Un “percorso a ostacoli” tra la casa famiglia, la scuola e gli affetti più cari. È quello che attende, a partire dalla prossima settimana, i tre fratellini Trevallion Birmingham, da circa dieci mesi ospitati in una casa famiglia di Vasto. Un nuovo capitolo di una vicenda giudiziaria che vede contrapposti, da una parte, i provvedimenti dell’autorità minorile e, dall’altra, la famiglia, che attraverso il proprio legale, l’avvocato Simone Pillon, ne contesta le conclusioni. Il tutto seguito dai rappresentanti dell’Ambasciata australiana in Italia, che nei prossimi giorni incontreranno la coppia anglo-australiana.
L'ordinanza
Secondo quanto stabilito nell’ordinanza del Tribunale per i minorenni, impugnata dalla difesa, i bambini, figli di Nathan e Catherine, potranno incontrare i genitori a Palmoli già da martedì, per alcune ore e al di fuori della struttura protetta e vedere anche gli animali nel casolare che loro chiamano “Amelia”. Gli incontri saranno monitorati dai servizi sociali, che hanno richiesto anche l’assistenza di un interprete, la cui reperibilità si sarebbe rivelata non semplice.
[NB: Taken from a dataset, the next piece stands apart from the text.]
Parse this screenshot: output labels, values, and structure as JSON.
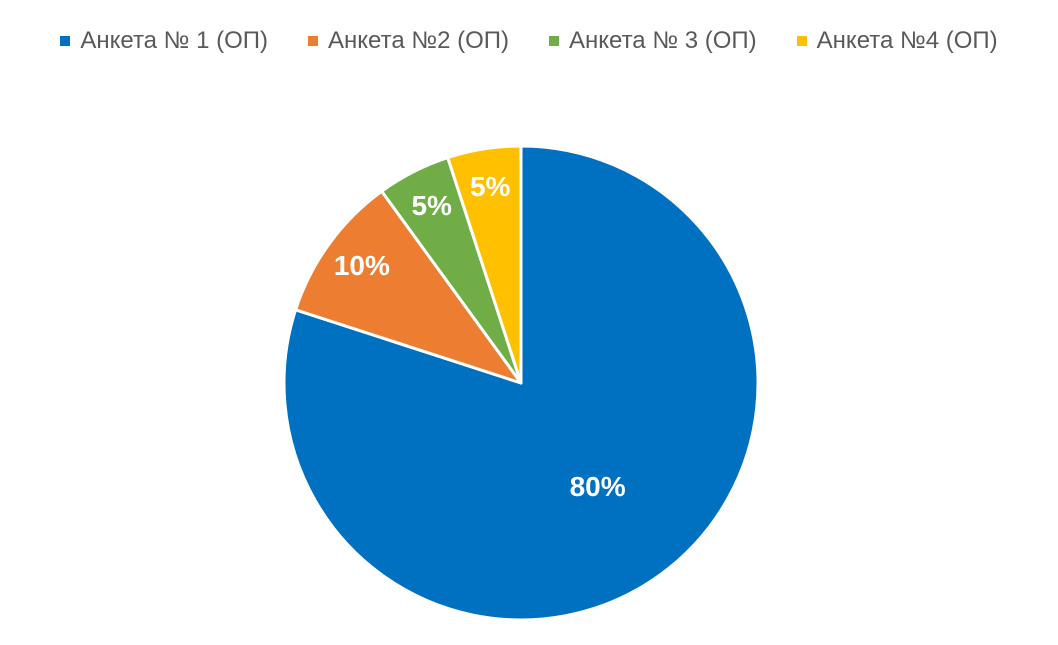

Il provvedimento prevede inoltre un progressivo ampliamento dei tempi trascorsi con mamma e papà. Se il percorso procederà come stabilito e le relazioni dei servizi sociali saranno favorevoli, da ottobre i bimbi potranno anche pernottare con i genitori nei fine settimana, senza la presenza dell’educatrice. Un’organizzazione che comporterà, però, continui spostamenti.
Gli spostamenti
I tre fratellini dovranno viaggiare da Vasto a Palmoli e ritorno, per circa 31 chilometri a tratta, affrontando anche l’arrivo della stagione invernale e i possibili disagi legati alle trasferte. Sarà la casa famiglia a occuparsi dell’organizzazione dei viaggi, mentre resteranno a carico del Comune le spese per il mantenimento dei minori, anche nei periodi in cui dormiranno con i genitori. I bimbi da mercoledì frequenteranno la primaria pubblica di Vasto fino alle 13. Un cambiamento significativo. Finora hanno seguito un percorso di homeschooling, a casa e in comunità. La scuola che li accoglierà conta complessivamente circa 250 studenti, distribuiti in 12 classi, con una media di 21 alunni. Un passaggio che comporterà continui cambiamenti e separazioni, in una fase delicata della loro crescita. Il Comune di Palmoli ha messo a disposizione dei coniugi un’abitazione, per superare le criticità legate al casolare nel bosco e favorire il ricongiungimento del nucleo. La casa si trova inoltre a pochi passi da una scuola. Una soluzione che, secondo Pillon, avrebbe rappresentato una strada alternativa. Il legale parla di “misure meno invasive che avrebbero potuto essere di facile applicazione” e chiede l’“immediato rientro in famiglia dei piccoli”, oltre all’ammissione del progetto educativo di homeschooling, sostenuto da programmi dettagliati e affidato ai due insegnanti messi a disposizione dal Comune. Ora la parola passa alla Corte d’Appello. È lì che Pillon ha depositato un reclamo di 66 pagine contro il provvedimento del 30 agosto. La difesa chiede, in sostanza, un nuovo esame della vicenda e solleva un interrogativo sulla lettura complessiva della storia familiare: se la precedente “narrazione della famiglia” possa avere condizionato la valutazione degli elementi emersi successivamente. La Corte sarà chiamata a riesaminare la scuola, le capacità genitoriali, la socializzazione, la salute dei bambini e la durata del collocamento extrafamiliare.